大学が理由をたずねたところ、多くの学生が「家族に会いたい」、「家族の避難生活を支えたい」などと切実な思いを語ったということです。

日本経済大学 松崎進一准教授
「帰国を決断した学生の多くがまだ10代の学生で、純粋にお父さんお母さんに会いたいという、その気持ちから出ているものだと感じました。あわせて今非常に大変な状況の中で、家族のそばで家族を支えていきたいという強い意志も、話していて感じました」
2年生 ワルサヴァ・ボーギさんの決断
一方、大学にとどまり、将来、日本での就職を目指すと決めた学生もいます。
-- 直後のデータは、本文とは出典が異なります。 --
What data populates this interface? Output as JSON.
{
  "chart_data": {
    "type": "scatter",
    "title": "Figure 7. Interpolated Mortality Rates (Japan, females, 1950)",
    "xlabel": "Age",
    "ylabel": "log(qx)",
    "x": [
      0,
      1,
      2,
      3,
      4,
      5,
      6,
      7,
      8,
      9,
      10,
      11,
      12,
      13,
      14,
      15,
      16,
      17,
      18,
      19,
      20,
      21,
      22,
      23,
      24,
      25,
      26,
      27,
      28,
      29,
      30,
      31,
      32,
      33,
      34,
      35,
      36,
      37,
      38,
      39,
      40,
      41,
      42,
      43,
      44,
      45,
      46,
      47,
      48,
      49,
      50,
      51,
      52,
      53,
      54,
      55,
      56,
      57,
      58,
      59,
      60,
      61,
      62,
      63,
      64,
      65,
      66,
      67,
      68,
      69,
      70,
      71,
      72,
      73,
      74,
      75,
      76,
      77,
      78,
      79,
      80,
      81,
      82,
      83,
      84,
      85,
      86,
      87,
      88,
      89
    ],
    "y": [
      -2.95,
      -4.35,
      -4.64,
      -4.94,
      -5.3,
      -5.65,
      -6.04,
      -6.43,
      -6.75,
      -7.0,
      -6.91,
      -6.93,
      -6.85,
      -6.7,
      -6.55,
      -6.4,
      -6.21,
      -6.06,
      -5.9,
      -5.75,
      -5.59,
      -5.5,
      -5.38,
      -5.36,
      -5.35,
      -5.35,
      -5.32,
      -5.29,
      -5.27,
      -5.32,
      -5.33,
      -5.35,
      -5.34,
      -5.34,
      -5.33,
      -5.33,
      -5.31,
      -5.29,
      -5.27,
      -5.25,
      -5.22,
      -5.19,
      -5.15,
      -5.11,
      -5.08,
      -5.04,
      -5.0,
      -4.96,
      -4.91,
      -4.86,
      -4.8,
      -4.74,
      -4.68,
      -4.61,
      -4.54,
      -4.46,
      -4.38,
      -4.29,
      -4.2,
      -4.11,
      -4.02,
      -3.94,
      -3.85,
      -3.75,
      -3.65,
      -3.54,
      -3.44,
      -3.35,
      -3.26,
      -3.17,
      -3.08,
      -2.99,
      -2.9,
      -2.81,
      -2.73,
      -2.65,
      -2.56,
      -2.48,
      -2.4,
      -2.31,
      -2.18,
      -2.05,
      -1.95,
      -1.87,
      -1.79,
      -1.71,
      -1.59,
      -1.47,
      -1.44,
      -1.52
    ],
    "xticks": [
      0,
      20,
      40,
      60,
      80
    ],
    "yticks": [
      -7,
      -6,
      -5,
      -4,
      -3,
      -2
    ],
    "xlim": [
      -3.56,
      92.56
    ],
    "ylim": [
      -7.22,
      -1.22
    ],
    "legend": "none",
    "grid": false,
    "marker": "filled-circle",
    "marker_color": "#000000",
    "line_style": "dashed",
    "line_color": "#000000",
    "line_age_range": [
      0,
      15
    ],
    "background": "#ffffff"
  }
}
ダリアさんと同じ2年生のワルサヴァ・ボーギさんは、習得した日本語を生かしながら日本企業の働き方を肌で感じたいと2月のおよそ2週間、都内で行われた大手タイヤメーカーのインターンシップに参加しました。

連日、軍事侵攻のニュースが伝えられる中、ウクライナにいる家族のことが心配でインターンシップに参加するかどうか迷っていましたが、その家族からのことばが背中を押してくれたといいます。


ワルサヴァ・ボーギさん
「大変なニュースが出てくると、すぐに家族に連絡します。すると家族から『大丈夫だよ』と返事があるのでほっとします。帰国するかどうか相談した時、家族は『まだチャンスがあるから残ってください』と応援してくれました」
ワルサヴァさんは、ひとつでも多くのことを学ぼうと、強い気持ちで2週間のインターンシップに臨みました。配属先の労務部では、昼食の時間にも社員と積極的にコミュニケーションをとって、仕事の進め方や働き方について理解を深めました。

そして、インターンシップの最終日、配属先の幹部などを前に学んだことを発表しました。


印象に残ったことは仕事の進め方です。新しい情報を勉強して、新しいアイデアを出して、たくさん相談して、もう一度ブラッシュアップすることでした。いろんなスキルを身につけることが出来たと感じてます
2週間、ともに働いてきた社員もワルサヴァさんの働きぶりに関心したといいます。

ブリヂストン労務部労務課 坂上朋子さん
「ワルサヴァさんが意欲的に取り組んでくれて充実したプレゼンになったと思います。ワルサヴァさんと仕事をして意識の高さや意欲っていうのは、私にとってもたくさんの刺激や気づきがありました。また機会があればぜひ一緒に仕事したい」

ワルサヴァ・ボーギさん
「人とのコミュニケーションは一番大事だと思いました。一日中ずっと日本語で自分のアイデアを出すことは難しかったですが、面白かったです。ここで得られた経験をこれからの就職活動に生かしたいです」
取材を終えて
大学によりますと、すでに卒業が決まっている学生を除くと、受け入れた学生のおよそ7割にあたる30人余りがワルサヴァさんのように4月から新学期を迎えるということです。一方、日本を離れて家族のもとに帰る学生たちについて、大学は、SNSなどを使って引き続き連絡を取り合い、必要な支援を行うことにしています。20歳前後の若さで急きょ、日本に避難し、将来を左右するような大きな決断を迫られた学生たちが、それぞれの道を前を向いて歩む姿に胸を打たれました。学生たちがどこにいても日本で学んだことを生かせる未来が訪れることを望まずにはいられません。